It’s all about the steam. The way it billows out from mechanized doors and air vents in the first few corridors of Prodeus, unashamed 2D sprites in an otherwise 3D polygonal environment with complex lighting and shadows. It’s as though id Software never migrated from the original Doom engine, and released Eternal on a heavily modified version of 1993’s most cutting-edge programming.
The melding of old and new Doom is exactly what Prodeus is going for, of course. In early access since 2020, it’s now had a full 1.0 release on Steam and the complete creative vision from Bounding Box Software Inc is available to drench yourself in. And you should. You should absolutely drench yourself in it.
Because this isn’t just like playing a particularly clever WAD in Brutal Doom, The fundamentals are all very similar to that established experience – the movement speed, the level layouts, visual themes, weapon feedback, and the keycards – but these aren’t licensed Imps and Cacodemons invading your space station from the bowels of hell.
Nor is Prodeus cut from whole cloth, either. It’s impossible to imagine that this game would exist without every single Doom title providing a prior context, such is its rigid adherence to even newer staples like drop-tuned metal and arena combat moments.
Instead, it shows us what’s possible in a medium that’s hit true maturity. It’s a remix in videogame form, something familiar with the bass pushed up, and extra glitchiness whacked into the mix. Some retro elements thrown in ironically, and a new BPM.
Enemies are sprite-based in this landscape too, while effects like explosions and gibs remain on the 2D plane but are illuminated by the same lighting that affects the 3D space. As an industry, we’ve been wowed by such a collision of graphical styles before, most notably in The Last Night, but in Prodeus it’s not just art for art’s sake. It’s also a perfect visual statement of intent, communicating to you as you play that this is a stripped-down corridor shooter emphasizing action. Still, one with the rough edges rounded off, newfangled ideas like persistent upgrades added, and half an eye on modern FPS presentation.
Gun home
Boy, is it intense. The first time I played it, I noticed that I was actually arching my back in my chair, like powerlifters do before a bench press. I had quite subconsciously adopted the exact posture of the kids in those ‘90s gaming adverts, the ones almost literally blown away by the sheer intensity of the action onscreen. (A trope taken to its logical conclusion by Strafe’s infamous commercial).

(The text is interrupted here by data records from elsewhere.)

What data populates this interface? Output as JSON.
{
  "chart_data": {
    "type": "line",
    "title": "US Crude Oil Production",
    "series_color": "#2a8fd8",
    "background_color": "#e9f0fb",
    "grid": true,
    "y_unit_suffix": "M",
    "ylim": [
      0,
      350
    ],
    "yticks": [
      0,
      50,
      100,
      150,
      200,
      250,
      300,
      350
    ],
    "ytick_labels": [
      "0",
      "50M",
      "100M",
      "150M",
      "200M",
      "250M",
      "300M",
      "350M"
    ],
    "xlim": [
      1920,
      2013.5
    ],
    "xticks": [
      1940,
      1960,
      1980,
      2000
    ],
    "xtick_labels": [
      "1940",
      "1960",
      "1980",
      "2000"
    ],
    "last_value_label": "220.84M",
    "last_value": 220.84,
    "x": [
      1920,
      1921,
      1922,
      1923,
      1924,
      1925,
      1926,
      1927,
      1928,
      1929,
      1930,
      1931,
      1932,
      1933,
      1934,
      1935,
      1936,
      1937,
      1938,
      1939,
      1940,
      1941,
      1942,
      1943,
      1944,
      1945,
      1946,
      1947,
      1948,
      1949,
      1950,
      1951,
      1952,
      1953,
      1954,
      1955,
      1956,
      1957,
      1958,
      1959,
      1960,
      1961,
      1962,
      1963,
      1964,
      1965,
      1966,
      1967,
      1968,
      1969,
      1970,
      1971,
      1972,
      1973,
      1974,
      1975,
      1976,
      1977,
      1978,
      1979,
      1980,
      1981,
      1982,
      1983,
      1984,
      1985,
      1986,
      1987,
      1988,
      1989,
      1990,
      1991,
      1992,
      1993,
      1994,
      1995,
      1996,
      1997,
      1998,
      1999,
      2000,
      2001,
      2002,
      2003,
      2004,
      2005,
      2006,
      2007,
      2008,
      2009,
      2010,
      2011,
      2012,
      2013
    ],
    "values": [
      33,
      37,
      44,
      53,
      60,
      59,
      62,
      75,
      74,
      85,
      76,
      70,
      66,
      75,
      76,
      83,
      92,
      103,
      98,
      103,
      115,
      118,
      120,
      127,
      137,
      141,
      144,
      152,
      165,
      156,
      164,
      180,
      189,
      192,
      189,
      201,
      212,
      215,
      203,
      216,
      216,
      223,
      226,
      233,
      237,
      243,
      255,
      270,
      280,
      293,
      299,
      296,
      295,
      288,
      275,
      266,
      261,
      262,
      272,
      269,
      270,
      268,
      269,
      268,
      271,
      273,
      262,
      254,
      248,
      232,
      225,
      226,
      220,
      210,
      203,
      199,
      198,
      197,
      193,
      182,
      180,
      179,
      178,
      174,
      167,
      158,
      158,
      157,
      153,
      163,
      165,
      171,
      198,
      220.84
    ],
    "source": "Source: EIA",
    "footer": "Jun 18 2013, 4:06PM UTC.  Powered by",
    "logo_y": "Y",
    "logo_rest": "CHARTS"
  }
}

The first time Prodeus gives you a minigun, you claw it out of the hands of a new enemy with a silhouette like a Big Daddy, and the entire room opens up into an enormous shooting gallery. Floor to ceiling enemies. The rest of that level is simply tight corridors stuffed with improbable numbers of foes for you to turn to jam with your new toy. It’s hardly ‘Would you kindly…’ from the aforementioned Bioshock, but in the moment it feels both enormously big and extremely clever.
And that’s the tone that prevails though Prodeus’ campaign. Enjoyment is placed absolutely at the fore, in front, even, of challenge. It wants you to feel like you’re playing Doom on nightmare and breezing it. And it largely succeeds.
Id-entity crisis
Where it sits in the wider canon of retro shooters – ‘boomer shooters’ as some like to call them – depends on where you draw the line between inspiration and imitation. Whereas Dusk, the holy grail of the retro game, feels like the ubiquitous ‘90s shooter that never was, full of its own peculiarities that could have featured in any game at the time, but happened not to, Prodeus isn’t about similar sharp cultural observations. Perhaps that’s its most limiting factor.
I’d love to see this developer build its own canon. Taking all the technical wizardry that turns boring old Unity into some breathtaking hybrid of disparate eras, all the knack it has for pacing and gunplay, and applying it to a new place. A new lore. Something other than hellspawn on a space station, is what I’m getting at.
Because surely the appeal of Prodeus isn’t inexorably bound to looking like Doom. Gloomwood, the Thief spiritual forebear, dares to stray away from Looking Glass’ specific vision of steampunk, and it’s doing great on Early Access so far. Atomic Heart, often compared to Bioshock for its similar visual style, exists in a totally different universe to Irrational’s game and any other. And Dusk, of course, is Dusk.
So let’s hope that Prodeus finds the massive audience it deserves, and that audience bankrolls a new Bounding Box title that’s its own flavor of weird.